Iranian Foreign Minister Mohammad Javad Zarif has reiterated his country’s conditions to negotiate a resolution to its heightening dispute with the United States – saying there will be no talks until Washington ends sanctions against Tehran and rejoins the Joint Comprehensive Plan of Action nuclear accord it abandoned last year.
“Once those sanctions are lifted, then … the door for negotiations is wide open,” Zarif said. “It is the United States that left the bargaining table. And they’re always welcome to return.”
The top Iranian diplomat and nuclear negotiator made the comments during a wide-ranging interview broadcast on the U.S. NBC network, amid his ongoing visit to New York. Washington granted Zarif a visa to attend this week annual meeting of high-ranking officials of the United Nations Economic and Social Council United Nations, although his freedom of movement has been severely confined to a six-block radius.
Zarif tweeted that the interview was conducted at the residence of Iran’s U.N. ambassador, complaining it was only “one of the three buildings I’m permitted to set foot in while in the US conducting official UN business.”
Refusal by U.S. Secretary of State Mike Pompeo to approve Zarif’s entry could have been interpreted as the closing of the door to diplomacy by Washington in a further bid to isolate the Islamic Republic.
U.S.-Iranian tensions have worsened since the May 2018 departure by U.S. President Donald Trump from the 2015 nuclear deal under which Iran agreed to curtail its atomic program in return for relief from economic sanctions crippling its economy. The situation has escalated over the last two and a half months after the White House enacted a “maximum pressure campaign” aimed at eliminating all oil exports from Tehran entirely over concerns about regional aggression, nuclear and missile programs. Zarif blasted the Trump administration’s reimposition of punishing sanctions, saying “They are terrorizing our people.

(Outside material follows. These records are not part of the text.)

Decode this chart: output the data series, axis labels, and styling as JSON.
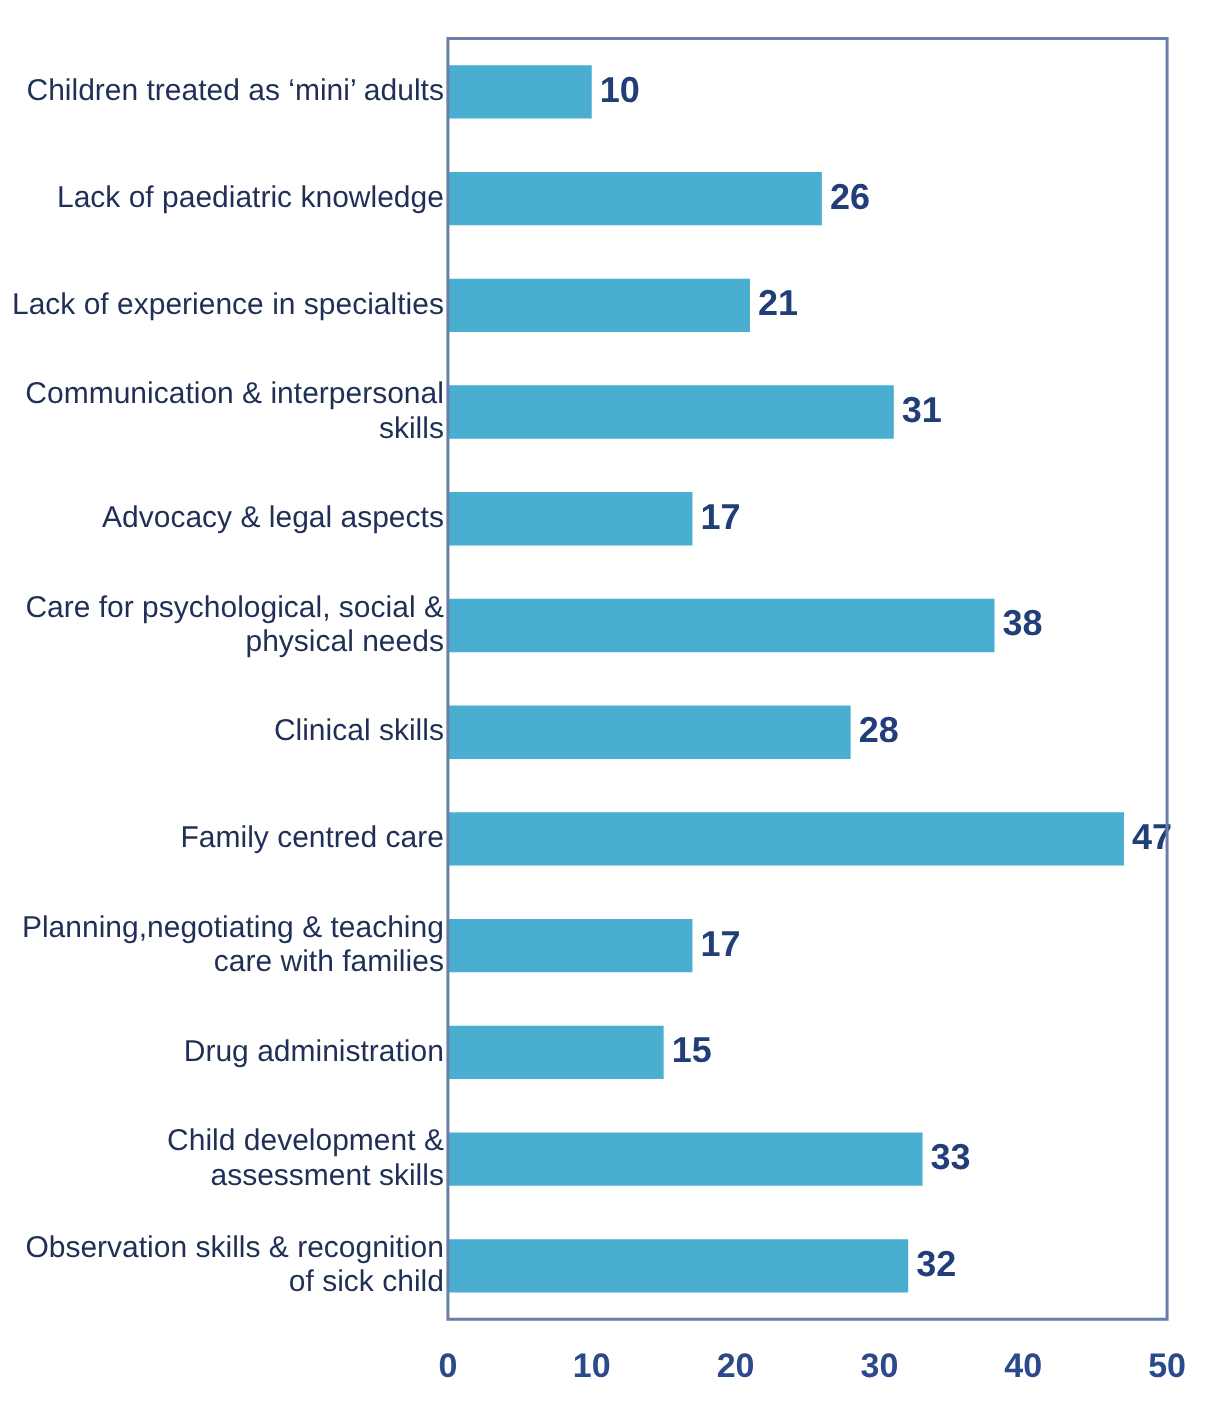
{
  "chart_data": {
    "type": "bar",
    "orientation": "horizontal",
    "categories": [
      "Children treated as ‘mini’ adults",
      "Lack of paediatric knowledge",
      "Lack of experience in specialties",
      "Communication & interpersonal skills",
      "Advocacy & legal aspects",
      "Care for psychological, social & physical needs",
      "Clinical skills",
      "Family centred care",
      "Planning,negotiating & teaching care with families",
      "Drug administration",
      "Child development & assessment skills",
      "Observation skills & recognition of sick child"
    ],
    "values": [
      10,
      26,
      21,
      31,
      17,
      38,
      28,
      47,
      17,
      15,
      33,
      32
    ],
    "color": "#4aaed0",
    "xlim": [
      0,
      50
    ],
    "xticks": [
      0,
      10,
      20,
      30,
      40,
      50
    ],
    "data_labels": true,
    "grid": false,
    "legend": false
  }
}
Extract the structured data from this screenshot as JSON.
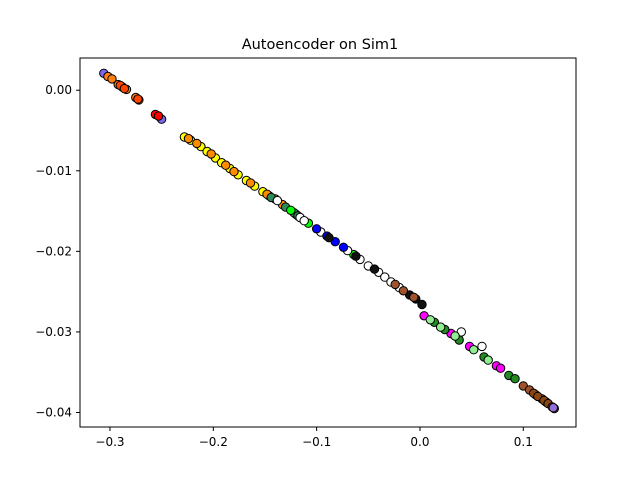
{
  "chart_data": {
    "type": "scatter",
    "title": "Autoencoder on Sim1",
    "xlabel": "",
    "ylabel": "",
    "xlim": [
      -0.329,
      0.151
    ],
    "ylim": [
      -0.0418,
      0.004
    ],
    "xticks": [
      -0.3,
      -0.2,
      -0.1,
      0.0,
      0.1
    ],
    "xtick_labels": [
      "−0.3",
      "−0.2",
      "−0.1",
      "0.0",
      "0.1"
    ],
    "yticks": [
      0.0,
      -0.01,
      -0.02,
      -0.03,
      -0.04
    ],
    "ytick_labels": [
      "0.00",
      "−0.01",
      "−0.02",
      "−0.03",
      "−0.04"
    ],
    "grid": false,
    "marker_edge_color": "#000000",
    "clusters": [
      {
        "color": "#7b68ee",
        "x": [
          -0.306,
          -0.25
        ],
        "y": [
          0.0021,
          -0.0036
        ]
      },
      {
        "color": "#ff7f0e",
        "x": [
          -0.302,
          -0.298,
          -0.292,
          -0.288,
          -0.284,
          -0.275,
          -0.272
        ],
        "y": [
          0.0017,
          0.0014,
          0.0007,
          0.0004,
          0.0001,
          -0.0009,
          -0.0012
        ]
      },
      {
        "color": "#ff4500",
        "x": [
          -0.29,
          -0.286,
          -0.273
        ],
        "y": [
          0.0006,
          0.0002,
          -0.0011
        ]
      },
      {
        "color": "#ff0000",
        "x": [
          -0.256,
          -0.253
        ],
        "y": [
          -0.003,
          -0.0032
        ]
      },
      {
        "color": "#ffff00",
        "x": [
          -0.228,
          -0.222,
          -0.212,
          -0.206,
          -0.198,
          -0.192,
          -0.184,
          -0.176,
          -0.168,
          -0.16,
          -0.152,
          -0.146
        ],
        "y": [
          -0.0058,
          -0.0062,
          -0.007,
          -0.0076,
          -0.0084,
          -0.009,
          -0.0097,
          -0.0105,
          -0.0112,
          -0.0119,
          -0.0126,
          -0.0131
        ]
      },
      {
        "color": "#ff8c00",
        "x": [
          -0.224,
          -0.216,
          -0.202,
          -0.188,
          -0.18,
          -0.164,
          -0.148,
          -0.14,
          -0.133,
          -0.12
        ],
        "y": [
          -0.006,
          -0.0066,
          -0.0079,
          -0.0093,
          -0.0101,
          -0.0115,
          -0.0129,
          -0.0135,
          -0.0142,
          -0.0154
        ]
      },
      {
        "color": "#2e8b57",
        "x": [
          -0.144,
          -0.13,
          -0.122,
          -0.118
        ],
        "y": [
          -0.0133,
          -0.0145,
          -0.0152,
          -0.0156
        ]
      },
      {
        "color": "#00ff00",
        "x": [
          -0.125,
          -0.108,
          -0.064
        ],
        "y": [
          -0.0149,
          -0.0165,
          -0.0204
        ]
      },
      {
        "color": "#ffffff",
        "x": [
          -0.138,
          -0.116,
          -0.112,
          -0.096,
          -0.07,
          -0.058,
          -0.05,
          -0.04,
          -0.034,
          -0.028,
          -0.02,
          0.04,
          0.06
        ],
        "y": [
          -0.0137,
          -0.0158,
          -0.0162,
          -0.0176,
          -0.0199,
          -0.021,
          -0.0218,
          -0.0226,
          -0.0232,
          -0.0238,
          -0.0245,
          -0.03,
          -0.0318
        ]
      },
      {
        "color": "#0000ff",
        "x": [
          -0.1,
          -0.09,
          -0.082,
          -0.074
        ],
        "y": [
          -0.0172,
          -0.0181,
          -0.0188,
          -0.0195
        ]
      },
      {
        "color": "#111111",
        "x": [
          -0.088,
          -0.062,
          -0.044,
          -0.01,
          -0.004,
          0.002
        ],
        "y": [
          -0.0183,
          -0.0206,
          -0.0222,
          -0.0254,
          -0.0259,
          -0.0266
        ]
      },
      {
        "color": "#a0522d",
        "x": [
          -0.024,
          -0.016,
          -0.006,
          0.1,
          0.106,
          0.112,
          0.118,
          0.122
        ],
        "y": [
          -0.0241,
          -0.0249,
          -0.0257,
          -0.0367,
          -0.0372,
          -0.0378,
          -0.0383,
          -0.0387
        ]
      },
      {
        "color": "#ff00ff",
        "x": [
          0.004,
          0.03,
          0.048,
          0.074,
          0.078
        ],
        "y": [
          -0.028,
          -0.0302,
          -0.0318,
          -0.0342,
          -0.0345
        ]
      },
      {
        "color": "#228b22",
        "x": [
          0.014,
          0.024,
          0.038,
          0.062,
          0.086,
          0.092
        ],
        "y": [
          -0.0288,
          -0.0297,
          -0.031,
          -0.0331,
          -0.0354,
          -0.0358
        ]
      },
      {
        "color": "#90ee90",
        "x": [
          0.01,
          0.02,
          0.034,
          0.052,
          0.066
        ],
        "y": [
          -0.0285,
          -0.0294,
          -0.0305,
          -0.0322,
          -0.0335
        ]
      },
      {
        "color": "#8b4513",
        "x": [
          0.11,
          0.114,
          0.12,
          0.124,
          0.128,
          0.13
        ],
        "y": [
          -0.0376,
          -0.038,
          -0.0385,
          -0.0389,
          -0.0393,
          -0.0395
        ]
      },
      {
        "color": "#9370db",
        "x": [
          0.129
        ],
        "y": [
          -0.0394
        ]
      }
    ]
  }
}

They are targeting ordinary Iranian civilians,” adding “That’s worse than war.”
Even though U.S. Treasury Secretary Steven Mnuchin announced on June 24 that Iran’s Foreign Minister would be among individuals personally targeted by new sanctions, Washington had reportedly decided to hold off from blacklisting him for now.
Zarif denied Iran’s ballistic missile program contributes to current turmoil in the Middle East, and instead place blame on sales of American arms by U.S. allies Saudi Arabia and the United Arab Emirates, which he claimed is “making our region ready to explode.”
He also insisted the U.S. military drone aircraft Tehran downed last month had violated Iranian airspace, while the U.S. Department of Defense insists it was in international jurisdiction.
In further defiance of the U.S., Zarif declared the Islamic Republic will continue to resist what he termed as “aggression,” and vowed his people will “find a way to circumvent the pressure through relying on their own resources, on their own capabilities, and on their own talent.”